On Enhancing Expressive Power via Compositions of Single Fixed-Size ReLU Network
This provides theoretical insights into the approximation capabilities of continuous-depth networks for researchers in machine learning theory, though it is incremental as it builds on existing frameworks of function compositions.
The paper tackles the problem of understanding the expressive power of deep neural networks by showing that repeated compositions of a single fixed-size ReLU network can approximate 1-Lipschitz continuous functions on [0,1]^d with an error of O(r^{-1/d}), where r is the number of compositions, and extends this to generic continuous functions.
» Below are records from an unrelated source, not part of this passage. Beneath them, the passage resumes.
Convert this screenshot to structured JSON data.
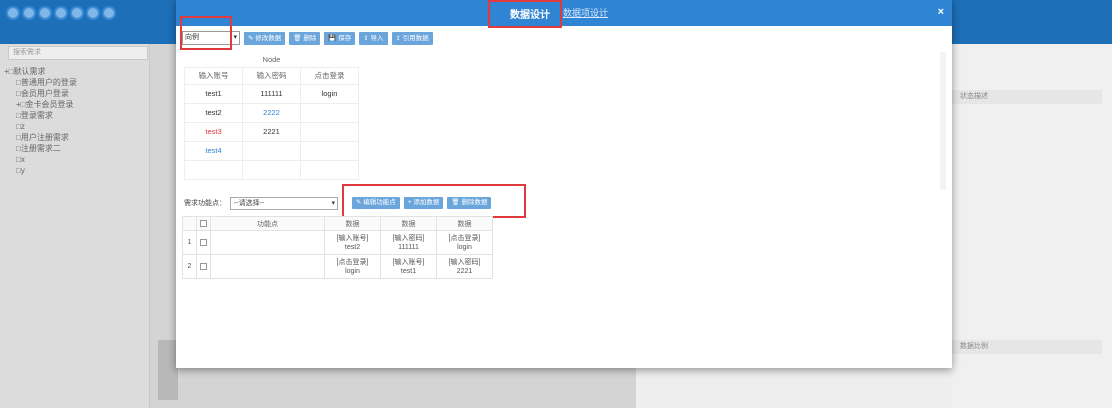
{
  "app": {
    "search_placeholder": "搜索需求",
    "tree": [
      {
        "label": "默认需求",
        "level": 0
      },
      {
        "label": "普通用户的登录",
        "level": 1
      },
      {
        "label": "会员用户登录",
        "level": 1
      },
      {
        "label": "金卡会员登录",
        "level": 1
      },
      {
        "label": "登录需求",
        "level": 1
      },
      {
        "label": "z",
        "level": 1
      },
      {
        "label": "用户注册需求",
        "level": 1
      },
      {
        "label": "注册需求二",
        "level": 1
      },
      {
        "label": "x",
        "level": 1
      },
      {
        "label": "y",
        "level": 1
      }
    ],
    "right_col_head": "状态描述",
    "right_col_foot": "数据比例"
  },
  "modal": {
    "tabs": {
      "active": "数据设计",
      "inactive": "数据项设计"
    },
    "close": "×",
    "toolbar": {
      "select_value": "向例",
      "buttons": [
        "修改数据",
        "删除",
        "保存",
        "导入",
        "引用数据"
      ]
    },
    "grid": {
      "node_header": "Node",
      "headers": [
        "输入账号",
        "输入密码",
        "点击登录"
      ],
      "rows": [
        {
          "account": "test1",
          "password": "111111",
          "click": "login",
          "acc_color": "#333",
          "pwd_color": "#333"
        },
        {
          "account": "test2",
          "password": "2222",
          "click": "",
          "acc_color": "#333",
          "pwd_color": "#2f84d4"
        },
        {
          "account": "test3",
          "password": "2221",
          "click": "",
          "acc_color": "#e0393e",
          "pwd_color": "#333"
        },
        {
          "account": "test4",
          "password": "",
          "click": "",
          "acc_color": "#2f84d4",
          "pwd_color": "#333"
        }
      ]
    },
    "requirement": {
      "label": "需求功能点：",
      "select_value": "--请选择--",
      "buttons": [
        "编辑功能点",
        "添加数据",
        "删除数据"
      ]
    },
    "req_table": {
      "headers": [
        "",
        "",
        "功能点",
        "数据",
        "数据",
        "数据"
      ],
      "rows": [
        {
          "index": "1",
          "cells": [
            [
              "[输入账号]",
              "test2"
            ],
            [
              "[输入密码]",
              "111111"
            ],
            [
              "[点击登录]",
              "login"
            ]
          ]
        },
        {
          "index": "2",
          "cells": [
            [
              "[点击登录]",
              "login"
            ],
            [
              "[输入账号]",
              "test1"
            ],
            [
              "[输入密码]",
              "2221"
            ]
          ]
        }
      ]
    }
  }
}
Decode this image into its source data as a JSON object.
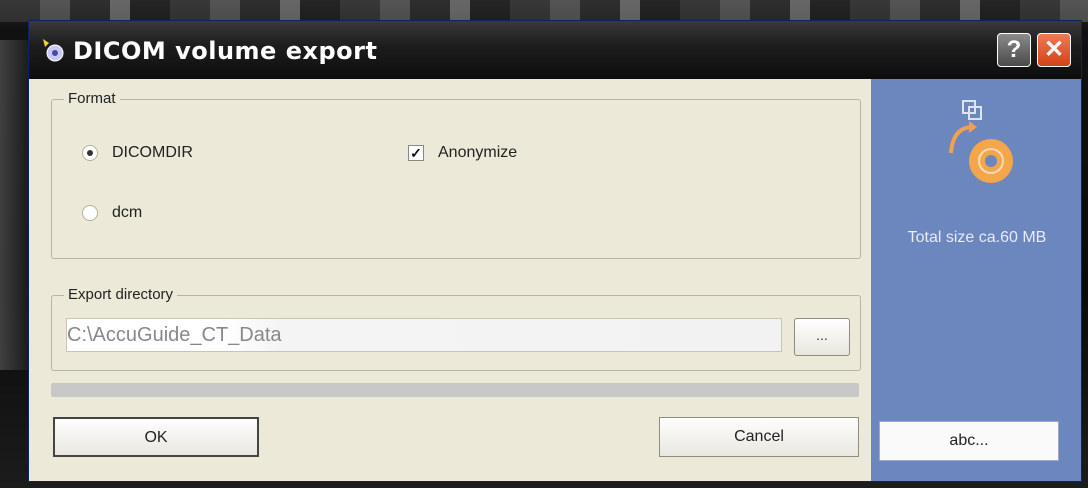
{
  "window": {
    "title": "DICOM volume export",
    "help_label": "?",
    "close_label": "✕"
  },
  "format": {
    "legend": "Format",
    "options": [
      {
        "label": "DICOMDIR",
        "selected": true
      },
      {
        "label": "dcm",
        "selected": false
      }
    ],
    "anonymize": {
      "label": "Anonymize",
      "checked": true,
      "mark": "✓"
    }
  },
  "export_directory": {
    "legend": "Export directory",
    "value": "C:\\AccuGuide_CT_Data",
    "browse_label": "..."
  },
  "progress": {
    "value": 0
  },
  "buttons": {
    "ok": "OK",
    "cancel": "Cancel",
    "abc": "abc..."
  },
  "side_panel": {
    "total_size": "Total size ca.60 MB",
    "icon": "export-disc-icon",
    "color": "#6c86be"
  }
}
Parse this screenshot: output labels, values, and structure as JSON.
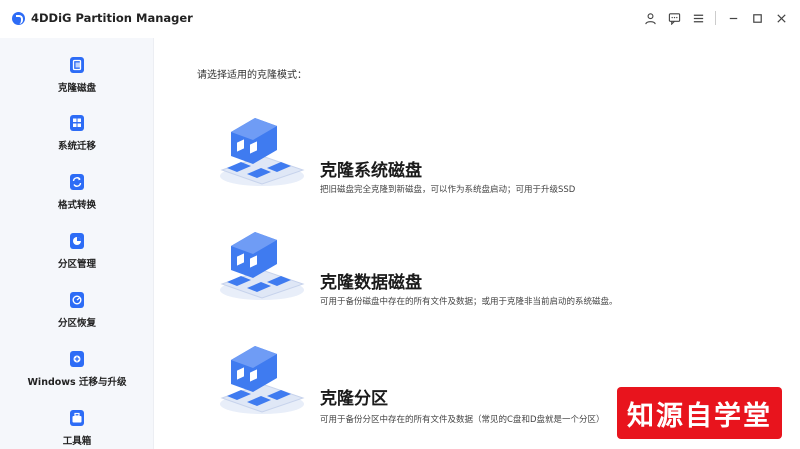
{
  "app": {
    "title": "4DDiG Partition Manager",
    "accent": "#2d6cf6"
  },
  "sidebar": {
    "items": [
      {
        "label": "克隆磁盘",
        "icon": "clone-disk-icon"
      },
      {
        "label": "系统迁移",
        "icon": "system-migrate-icon"
      },
      {
        "label": "格式转换",
        "icon": "format-convert-icon"
      },
      {
        "label": "分区管理",
        "icon": "partition-manage-icon"
      },
      {
        "label": "分区恢复",
        "icon": "partition-recover-icon"
      },
      {
        "label": "Windows 迁移与升级",
        "icon": "windows-upgrade-icon"
      },
      {
        "label": "工具箱",
        "icon": "toolbox-icon"
      }
    ]
  },
  "main": {
    "prompt": "请选择适用的克隆模式：",
    "options": [
      {
        "title": "克隆系统磁盘",
        "desc": "把旧磁盘完全克隆到新磁盘，可以作为系统盘启动；可用于升级SSD"
      },
      {
        "title": "克隆数据磁盘",
        "desc": "可用于备份磁盘中存在的所有文件及数据；或用于克隆非当前启动的系统磁盘。"
      },
      {
        "title": "克隆分区",
        "desc": "可用于备份分区中存在的所有文件及数据（常见的C盘和D盘就是一个分区）"
      }
    ]
  },
  "watermark": {
    "text": "知源自学堂",
    "color": "#e8141d"
  }
}
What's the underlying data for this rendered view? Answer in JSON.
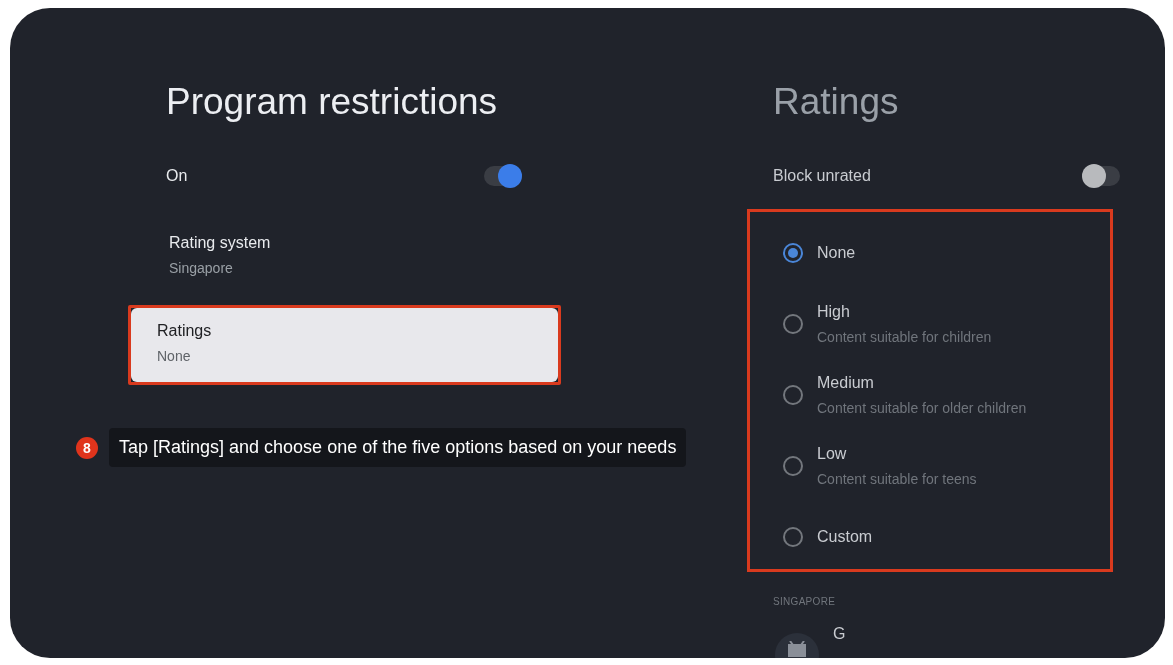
{
  "left": {
    "title": "Program restrictions",
    "items": [
      {
        "kind": "toggle",
        "label": "On",
        "on": true
      },
      {
        "kind": "item",
        "label": "Rating system",
        "value": "Singapore",
        "focused": false,
        "annotated": false
      },
      {
        "kind": "item",
        "label": "Ratings",
        "value": "None",
        "focused": true,
        "annotated": true
      }
    ]
  },
  "callout": {
    "step": "8",
    "text": "Tap [Ratings] and choose one of the five options based on your needs"
  },
  "right": {
    "title": "Ratings",
    "block_unrated": {
      "label": "Block unrated",
      "on": false
    },
    "options_annotated": true,
    "options": [
      {
        "label": "None",
        "selected": true
      },
      {
        "label": "High",
        "description": "Content suitable for children",
        "selected": false
      },
      {
        "label": "Medium",
        "description": "Content suitable for older children",
        "selected": false
      },
      {
        "label": "Low",
        "description": "Content suitable for teens",
        "selected": false
      },
      {
        "label": "Custom",
        "selected": false
      }
    ],
    "section": "SINGAPORE",
    "ratings": [
      {
        "label": "G"
      }
    ]
  }
}
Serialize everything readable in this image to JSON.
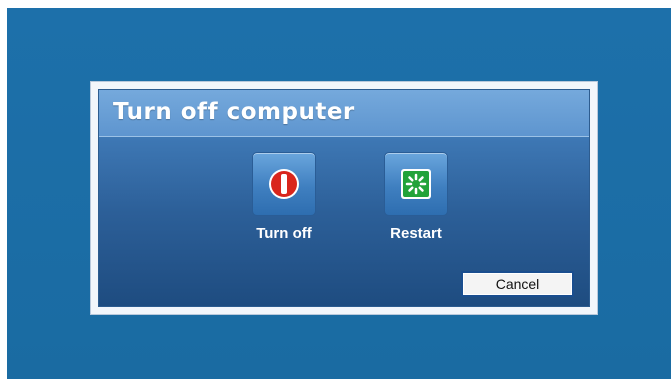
{
  "dialog": {
    "title": "Turn off computer",
    "options": [
      {
        "label": "Turn off",
        "icon": "power-icon",
        "color": "#d9261c"
      },
      {
        "label": "Restart",
        "icon": "restart-icon",
        "color": "#22a33a"
      }
    ],
    "cancel_label": "Cancel"
  },
  "colors": {
    "desktop": "#1c6ea6",
    "title_bar": "#6ea3d6",
    "body_gradient_bottom": "#1e4c80"
  }
}
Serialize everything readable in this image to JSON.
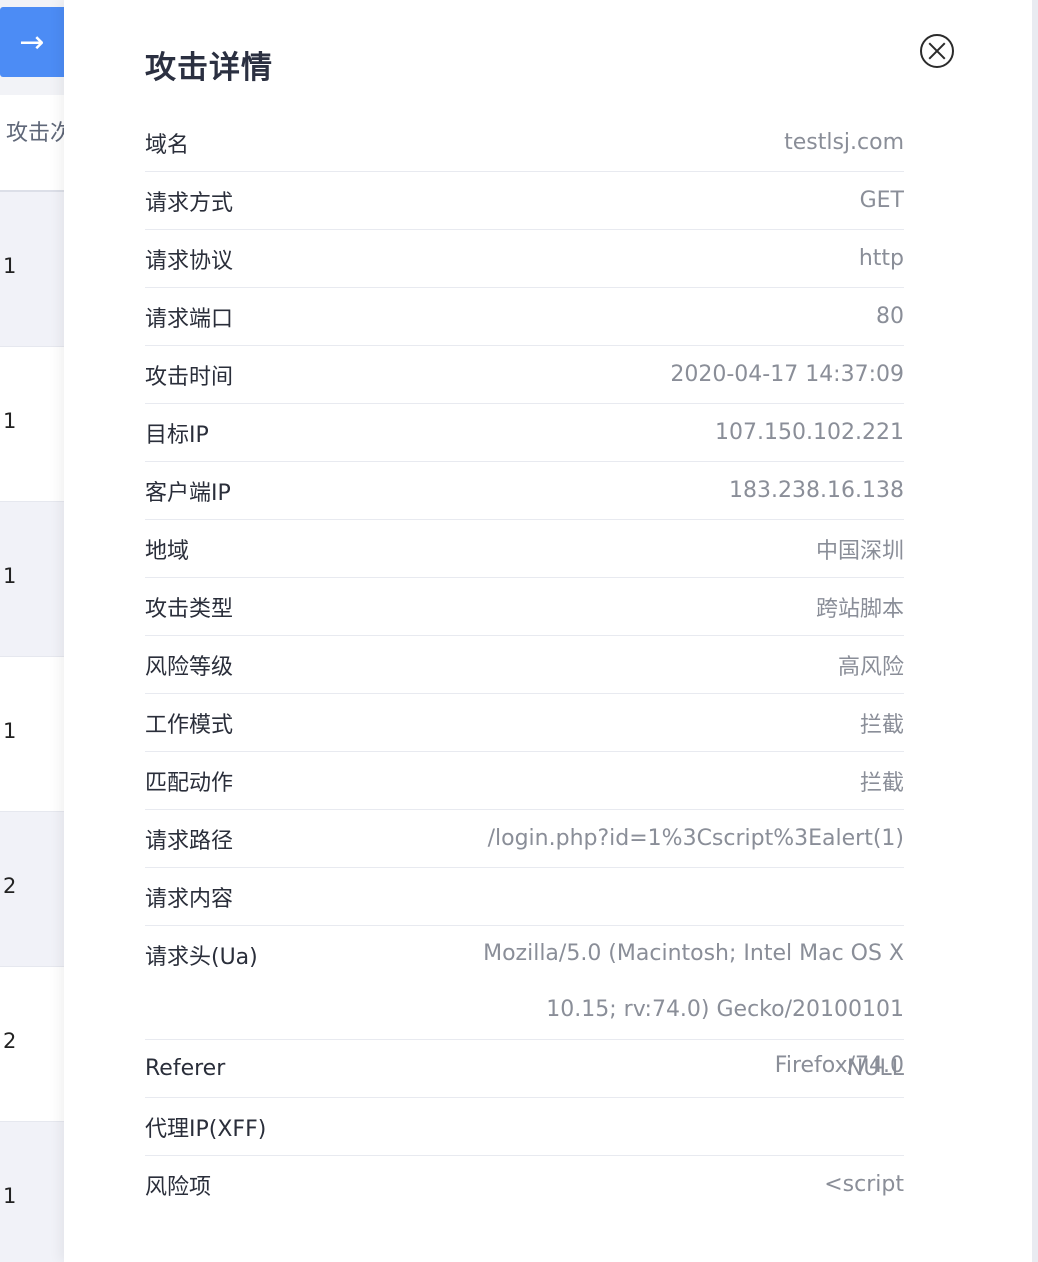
{
  "background": {
    "arrow_icon": "arrow-right-icon",
    "arrow_glyph": "→",
    "column_header": "攻击次",
    "rows": [
      "1",
      "1",
      "1",
      "1",
      "2",
      "2",
      "1"
    ]
  },
  "drawer": {
    "title": "攻击详情",
    "close_icon": "close-circle-icon",
    "details": [
      {
        "label": "域名",
        "value": "testlsj.com"
      },
      {
        "label": "请求方式",
        "value": "GET"
      },
      {
        "label": "请求协议",
        "value": "http"
      },
      {
        "label": "请求端口",
        "value": "80"
      },
      {
        "label": "攻击时间",
        "value": "2020-04-17 14:37:09"
      },
      {
        "label": "目标IP",
        "value": "107.150.102.221"
      },
      {
        "label": "客户端IP",
        "value": "183.238.16.138"
      },
      {
        "label": "地域",
        "value": "中国深圳"
      },
      {
        "label": "攻击类型",
        "value": "跨站脚本"
      },
      {
        "label": "风险等级",
        "value": "高风险"
      },
      {
        "label": "工作模式",
        "value": "拦截"
      },
      {
        "label": "匹配动作",
        "value": "拦截"
      },
      {
        "label": "请求路径",
        "value": "/login.php?id=1%3Cscript%3Ealert(1)"
      },
      {
        "label": "请求内容",
        "value": ""
      },
      {
        "label": "请求头(Ua)",
        "value": "Mozilla/5.0 (Macintosh; Intel Mac OS X 10.15; rv:74.0) Gecko/20100101 Firefox/74.0"
      },
      {
        "label": "Referer",
        "value": "NULL"
      },
      {
        "label": "代理IP(XFF)",
        "value": ""
      },
      {
        "label": "风险项",
        "value": "<script"
      }
    ]
  }
}
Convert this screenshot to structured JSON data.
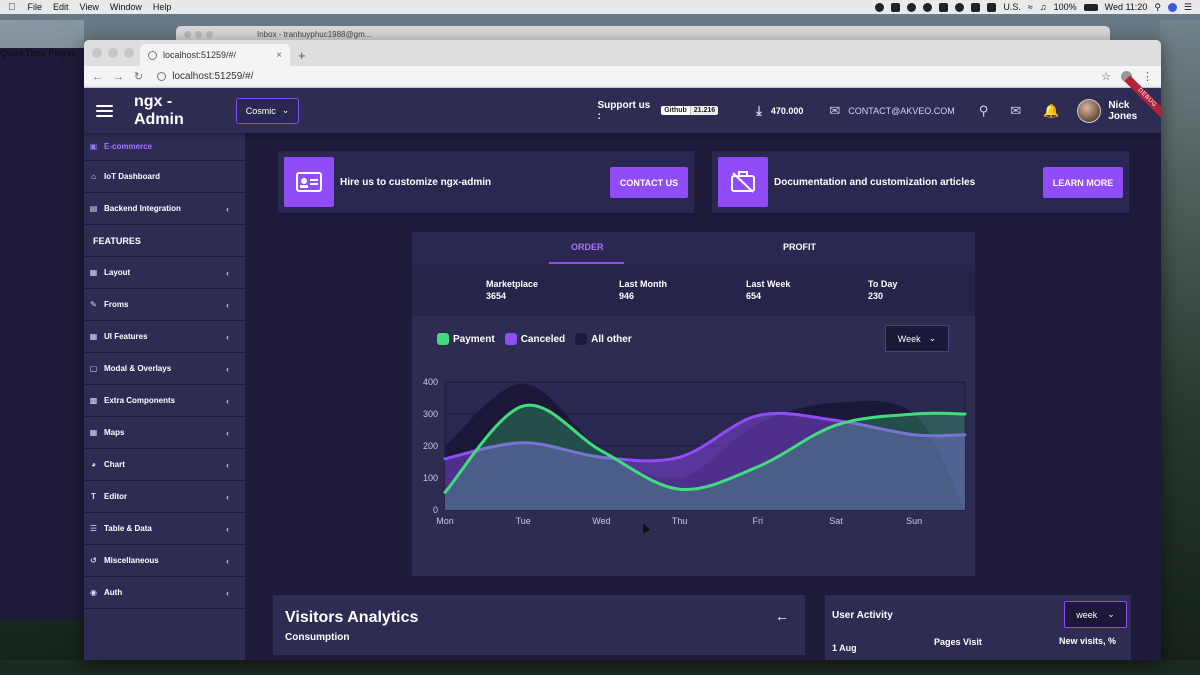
{
  "menubar": {
    "app": "QuickTime Player",
    "items": [
      "File",
      "Edit",
      "View",
      "Window",
      "Help"
    ],
    "locale": "U.S.",
    "battery": "100%",
    "clock": "Wed 11:20"
  },
  "bg_window": {
    "tab_text": "Inbox - tranhuyphuc1988@gm..."
  },
  "browser": {
    "tab_title": "localhost:51259/#/",
    "url": "localhost:51259/#/"
  },
  "header": {
    "brand": "ngx - Admin",
    "theme": "Cosmic",
    "support_label": "Support us :",
    "github_label": "Github",
    "github_count": "21.216",
    "downloads": "470.000",
    "contact": "CONTACT@AKVEO.COM",
    "user_name": "Nick Jones",
    "ribbon": "DEBUG"
  },
  "sidebar": {
    "active_item": "E-commerce",
    "top_items": [
      "IoT Dashboard",
      "Backend Integration"
    ],
    "section": "FEATURES",
    "items": [
      "Layout",
      "Froms",
      "UI Features",
      "Modal & Overlays",
      "Extra Components",
      "Maps",
      "Chart",
      "Editor",
      "Table & Data",
      "Miscellaneous",
      "Auth"
    ]
  },
  "promos": [
    {
      "text": "Hire us to customize ngx-admin",
      "button": "CONTACT US"
    },
    {
      "text": "Documentation and customization articles",
      "button": "LEARN MORE"
    }
  ],
  "orders_card": {
    "tabs": [
      "ORDER",
      "PROFIT"
    ],
    "summary": [
      {
        "label": "Marketplace",
        "value": "3654"
      },
      {
        "label": "Last Month",
        "value": "946"
      },
      {
        "label": "Last Week",
        "value": "654"
      },
      {
        "label": "To Day",
        "value": "230"
      }
    ],
    "period": "Week"
  },
  "chart_data": {
    "type": "area",
    "categories": [
      "Mon",
      "Tue",
      "Wed",
      "Thu",
      "Fri",
      "Sat",
      "Sun"
    ],
    "ylim": [
      0,
      400
    ],
    "yticks": [
      0,
      100,
      200,
      300,
      400
    ],
    "grid": true,
    "legend": "top-left",
    "series": [
      {
        "name": "All other",
        "color": "#1c1a3a",
        "values": [
          200,
          395,
          190,
          100,
          270,
          335,
          300,
          0
        ]
      },
      {
        "name": "Canceled",
        "color": "#8f4cf7",
        "values": [
          160,
          210,
          165,
          165,
          295,
          280,
          235,
          235
        ]
      },
      {
        "name": "Payment",
        "color": "#40dc7e",
        "values": [
          55,
          325,
          185,
          65,
          135,
          265,
          300,
          300
        ]
      }
    ]
  },
  "visitors": {
    "title": "Visitors Analytics",
    "subtitle": "Consumption"
  },
  "activity": {
    "title": "User Activity",
    "period": "week",
    "col_pages": "Pages Visit",
    "col_new": "New visits, %",
    "first_row": "1 Aug"
  }
}
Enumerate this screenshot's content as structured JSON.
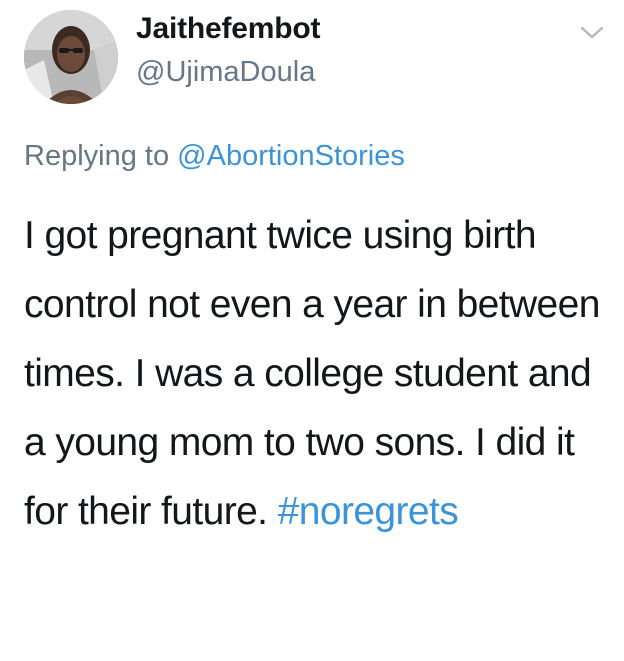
{
  "user": {
    "display_name": "Jaithefembot",
    "handle": "@UjimaDoula"
  },
  "reply": {
    "prefix": "Replying to",
    "mention": "@AbortionStories"
  },
  "tweet": {
    "text": "I got pregnant twice using birth control not even a year in between times. I was a college student and a young mom to two sons. I did it for their future.",
    "hashtag": "#noregrets"
  },
  "icons": {
    "menu": "chevron-down-icon"
  },
  "colors": {
    "link": "#3b94d9",
    "secondary_text": "#657786",
    "primary_text": "#14171a"
  }
}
This paper explores the expressive power of deep neural networks through the framework of function compositions. We demonstrate that the repeated compositions of a single fixed-size ReLU network exhibit surprising expressive power, despite the limited expressive capabilities of the individual network itself. Specifically, we prove by construction that $\mathcal{L}_2\circ \boldsymbol{g}^{\circ r}\circ \boldsymbol{\mathcal{L}}_1$ can approximate $1$-Lipschitz continuous functions on $[0,1]^d$ with an error $\mathcal{O}(r^{-1/d})$, where $\boldsymbol{g}$ is realized by a fixed-size ReLU network, $\boldsymbol{\mathcal{L}}_1$ and $\mathcal{L}_2$ are two affine linear maps matching the dimensions, and $\boldsymbol{g}^{\circ r}$ denotes the $r$-times composition of $\boldsymbol{g}$. Furthermore, we extend such a result to generic continuous functions on $[0,1]^d$ with the approximation error characterized by the modulus of continuity. Our results reveal that a continuous-depth network generated via a dynamical system has immense approximation power even if its dynamics function is time-independent and realized by a fixed-size ReLU network.